Dopo il paese

Dopo il paese

John Evans, River Charles BRISOTTO
John Evans, River

CARILLON
I motociclisti non si tolgano il casco né scendano dalla moto.
La bauta resti col suo mantello avvolto.
Il cielo nero di notte
abbia le mani coperte
e sogni appesi a una cordicella all’insù.
Stiamo così

VENTO
Dopo il paese era ieri.
Adesso sono dove ieri sarei voluta già essere.
Sono ancora nel paese ma già dopo.
Le ultime case, rade, non mi disturbano più.
Guardo l’asfalto grigio, quasi naturale perché consunto, per concentrarmi un poco.
Getto lo sguardo a ritmo regolare sulle mie scarpe, in cerca della me concreta.
Tutte le fatiche mi hanno allargata a dismisura, tanto che non percepisco più i confini della mia pelle.
Mi sento tutta ovunque e ovunque è tutto dentro di me.
Allora guardo le mie scarpe tratteggiare un percorso invisibile nella strada e percepisco nuovamente i capelli, le labbra e lo sguardo di qualcuno, poco più in là.
La salita si fa meno ripida in questo punto verde di prati ed alberi in gioco.
Sono felici e non si devono occupare delle case, dell’asfalto né di me.
Allora sono felici anche se non lo sanno.
Ma io che lo so mi fermo un attimo e glielo dico, con gli occhi.
Adesso lo sanno.
Adesso lo so.
Sono felice.
Me l’hanno detto loro in questo momento.
È lo stesso.
Dopo il paese mi volto, guardo la valle a perdita di case, uscita dal mio zaino pesante, a pochi metri da qui.
Ora non mi serve più; lo zaino.
Non mi serve nemmeno il paese ed io non servo a lui. Non abbiamo più bisogno l’una dell’altro.
Senza uno zaino non esiste nessun rapporto tra di noi.
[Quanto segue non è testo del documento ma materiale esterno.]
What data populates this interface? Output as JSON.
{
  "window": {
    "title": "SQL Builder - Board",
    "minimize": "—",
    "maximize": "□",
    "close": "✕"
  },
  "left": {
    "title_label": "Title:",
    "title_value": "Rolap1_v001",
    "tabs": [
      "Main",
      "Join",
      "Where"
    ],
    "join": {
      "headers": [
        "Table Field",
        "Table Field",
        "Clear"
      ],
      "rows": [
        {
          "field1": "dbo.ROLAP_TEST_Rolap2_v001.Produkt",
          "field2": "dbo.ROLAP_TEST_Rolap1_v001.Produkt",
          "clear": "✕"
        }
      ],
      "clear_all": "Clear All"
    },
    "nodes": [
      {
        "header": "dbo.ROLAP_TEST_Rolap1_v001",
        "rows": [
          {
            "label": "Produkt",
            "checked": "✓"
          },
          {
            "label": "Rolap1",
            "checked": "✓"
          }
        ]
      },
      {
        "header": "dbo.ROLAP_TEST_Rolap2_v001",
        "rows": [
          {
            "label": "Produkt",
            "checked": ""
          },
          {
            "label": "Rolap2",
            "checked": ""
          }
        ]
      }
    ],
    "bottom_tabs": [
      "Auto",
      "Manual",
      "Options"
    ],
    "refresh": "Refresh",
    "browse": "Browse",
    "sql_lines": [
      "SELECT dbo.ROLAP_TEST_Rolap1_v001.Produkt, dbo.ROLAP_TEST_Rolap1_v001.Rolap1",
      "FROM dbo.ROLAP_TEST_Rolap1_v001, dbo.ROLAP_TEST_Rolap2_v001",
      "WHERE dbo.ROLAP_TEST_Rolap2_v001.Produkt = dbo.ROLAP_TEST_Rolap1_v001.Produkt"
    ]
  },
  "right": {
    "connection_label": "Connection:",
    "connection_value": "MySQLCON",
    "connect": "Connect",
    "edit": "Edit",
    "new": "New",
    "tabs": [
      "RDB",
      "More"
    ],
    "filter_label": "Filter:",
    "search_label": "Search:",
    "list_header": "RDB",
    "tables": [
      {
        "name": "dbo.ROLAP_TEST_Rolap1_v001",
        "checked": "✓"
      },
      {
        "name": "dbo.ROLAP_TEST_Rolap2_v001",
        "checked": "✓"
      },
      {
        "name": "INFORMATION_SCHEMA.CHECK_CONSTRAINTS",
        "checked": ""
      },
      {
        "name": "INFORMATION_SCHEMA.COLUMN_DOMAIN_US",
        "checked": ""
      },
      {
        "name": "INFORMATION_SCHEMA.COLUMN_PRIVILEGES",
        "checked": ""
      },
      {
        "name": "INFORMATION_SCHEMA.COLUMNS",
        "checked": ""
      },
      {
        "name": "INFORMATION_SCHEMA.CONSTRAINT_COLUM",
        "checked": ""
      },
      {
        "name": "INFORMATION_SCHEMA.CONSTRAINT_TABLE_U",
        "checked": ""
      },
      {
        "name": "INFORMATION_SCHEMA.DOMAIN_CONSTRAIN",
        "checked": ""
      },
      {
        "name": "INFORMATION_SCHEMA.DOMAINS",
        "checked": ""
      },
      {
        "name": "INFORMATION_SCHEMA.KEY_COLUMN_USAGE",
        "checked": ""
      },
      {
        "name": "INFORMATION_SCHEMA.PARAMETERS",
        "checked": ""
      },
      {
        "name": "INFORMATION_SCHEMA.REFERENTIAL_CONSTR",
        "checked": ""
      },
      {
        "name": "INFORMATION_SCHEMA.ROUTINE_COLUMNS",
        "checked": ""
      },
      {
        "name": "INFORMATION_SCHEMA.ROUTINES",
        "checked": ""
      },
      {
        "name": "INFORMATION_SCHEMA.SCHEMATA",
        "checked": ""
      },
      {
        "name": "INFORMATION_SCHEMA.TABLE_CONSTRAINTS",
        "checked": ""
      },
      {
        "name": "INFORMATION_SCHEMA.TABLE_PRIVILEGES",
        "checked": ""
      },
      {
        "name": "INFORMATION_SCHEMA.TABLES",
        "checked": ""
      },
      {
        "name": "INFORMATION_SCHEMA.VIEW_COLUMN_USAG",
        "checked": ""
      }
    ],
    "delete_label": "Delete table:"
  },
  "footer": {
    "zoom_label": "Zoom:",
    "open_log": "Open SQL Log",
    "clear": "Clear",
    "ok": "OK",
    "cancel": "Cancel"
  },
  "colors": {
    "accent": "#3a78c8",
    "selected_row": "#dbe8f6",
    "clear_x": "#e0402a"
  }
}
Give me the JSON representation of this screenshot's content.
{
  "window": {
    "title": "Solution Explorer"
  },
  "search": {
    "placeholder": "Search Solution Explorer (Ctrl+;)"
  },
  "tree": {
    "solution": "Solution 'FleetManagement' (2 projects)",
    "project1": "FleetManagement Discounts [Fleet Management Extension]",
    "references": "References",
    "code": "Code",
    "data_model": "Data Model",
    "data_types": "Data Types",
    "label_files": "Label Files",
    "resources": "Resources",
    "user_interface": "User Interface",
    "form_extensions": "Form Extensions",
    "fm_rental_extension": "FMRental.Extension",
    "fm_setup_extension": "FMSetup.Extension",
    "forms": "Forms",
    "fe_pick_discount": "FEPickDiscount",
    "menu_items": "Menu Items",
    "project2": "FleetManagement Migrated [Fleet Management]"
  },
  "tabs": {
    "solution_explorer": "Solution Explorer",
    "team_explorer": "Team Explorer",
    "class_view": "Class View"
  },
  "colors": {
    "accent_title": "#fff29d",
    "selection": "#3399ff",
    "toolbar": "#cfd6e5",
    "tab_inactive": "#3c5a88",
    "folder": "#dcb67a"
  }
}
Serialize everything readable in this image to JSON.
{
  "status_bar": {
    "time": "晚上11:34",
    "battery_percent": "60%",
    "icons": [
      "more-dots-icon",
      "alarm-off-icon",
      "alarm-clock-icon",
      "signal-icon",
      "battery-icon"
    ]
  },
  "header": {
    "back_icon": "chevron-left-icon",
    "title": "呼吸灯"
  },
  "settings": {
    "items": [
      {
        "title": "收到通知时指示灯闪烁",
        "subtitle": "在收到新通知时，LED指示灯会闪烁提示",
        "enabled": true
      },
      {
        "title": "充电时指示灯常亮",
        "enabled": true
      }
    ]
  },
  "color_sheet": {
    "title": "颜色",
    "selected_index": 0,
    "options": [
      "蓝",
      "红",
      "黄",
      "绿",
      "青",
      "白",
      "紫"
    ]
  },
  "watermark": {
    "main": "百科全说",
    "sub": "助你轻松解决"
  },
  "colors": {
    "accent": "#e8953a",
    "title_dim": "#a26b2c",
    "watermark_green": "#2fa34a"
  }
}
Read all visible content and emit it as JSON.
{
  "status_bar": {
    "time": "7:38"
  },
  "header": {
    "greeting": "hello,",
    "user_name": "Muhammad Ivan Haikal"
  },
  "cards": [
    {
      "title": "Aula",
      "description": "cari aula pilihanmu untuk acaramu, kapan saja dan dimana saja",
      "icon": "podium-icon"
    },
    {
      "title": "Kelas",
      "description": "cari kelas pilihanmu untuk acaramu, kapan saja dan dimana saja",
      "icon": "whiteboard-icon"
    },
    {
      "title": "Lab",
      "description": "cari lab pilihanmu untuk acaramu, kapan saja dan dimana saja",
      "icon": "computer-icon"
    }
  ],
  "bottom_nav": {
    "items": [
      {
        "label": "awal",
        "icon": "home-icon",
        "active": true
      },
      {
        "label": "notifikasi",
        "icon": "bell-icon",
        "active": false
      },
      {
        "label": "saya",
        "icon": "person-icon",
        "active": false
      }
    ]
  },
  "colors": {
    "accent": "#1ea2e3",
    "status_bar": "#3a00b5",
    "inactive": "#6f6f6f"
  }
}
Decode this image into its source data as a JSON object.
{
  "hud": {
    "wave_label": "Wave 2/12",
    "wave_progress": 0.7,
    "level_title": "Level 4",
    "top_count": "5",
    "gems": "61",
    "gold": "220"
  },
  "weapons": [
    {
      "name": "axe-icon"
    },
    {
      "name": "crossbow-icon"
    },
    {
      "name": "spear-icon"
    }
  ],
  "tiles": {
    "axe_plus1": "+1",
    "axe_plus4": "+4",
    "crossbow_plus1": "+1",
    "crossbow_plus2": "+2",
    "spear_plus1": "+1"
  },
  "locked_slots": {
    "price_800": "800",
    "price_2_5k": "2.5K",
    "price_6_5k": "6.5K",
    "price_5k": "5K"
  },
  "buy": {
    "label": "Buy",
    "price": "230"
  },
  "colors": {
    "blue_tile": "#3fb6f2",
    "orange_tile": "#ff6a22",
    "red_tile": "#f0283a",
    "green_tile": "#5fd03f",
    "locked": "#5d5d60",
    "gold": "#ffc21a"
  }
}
Gli alberi e il prato qui adesso ovunque intorno e dentro di me sono leggeri e fluttuano nell’aria anche così, restando immobili nel movimento impercettibile dell’universo tutto.
Ancora qui qualcuno aspetta, sulla destra, dove una piccola radura si porta avanti a braccia aperte tra sbuffi d’erba irriverente e ghiaia posta lì per gioco e per poco.
Forse solo per noi.
O per voi.

L’anima di un auto è l’aura emanata da chi la possiede. Come quel cane, seduto accanto a lui.
Mi guardano e sanno.
L’uomo e il suo cane con l’aura dell’uomo e l’auto con l’anima di entrambi stanno aspettando le labbra socchiuse, perché una donna con le labbra socchiuse non se ne va.
Arriva.
Accettiamo da qui che si compia.

Il vento sorregge le foglie da altrove così che non se ne accorgano e non si facciano male.
Oggi non fa male e non si rompe nulla lungo la strada anche se si muove tutto intorno. Appunto per il vento e le foglie sgomberate da altrove e ricomposte dov’erano.
Altrimenti non vivono.
L’aria è fresca e non mi bagna i capelli.
Anche se piovesse non potrei occuparmi delle foglie, dell’asfalto, delle scarpe dei passanti e della scatola piatta calpestata non dal vento ma da qualcosa di umano.
Non posso occuparmi di lei che non mi riconosce più da molti anni, dall’itante stesso in cui ci siamo conosciute.
Chi non si ferma a guardare non fa la pace con il mondo, con nulla che abbia a che fare con il vento.
Perché il vento nasce da qualcosa di fine e disinvolto e non se ne cura più, di questo punto così fine e disinvolto, in questo punto preciso che ognuno cerca.
Il vento sa di non cessare mai e ti vede ancora dentro le foglie sorrette da altrove e nella scatola appiattita sull’asfalto, senza farti male.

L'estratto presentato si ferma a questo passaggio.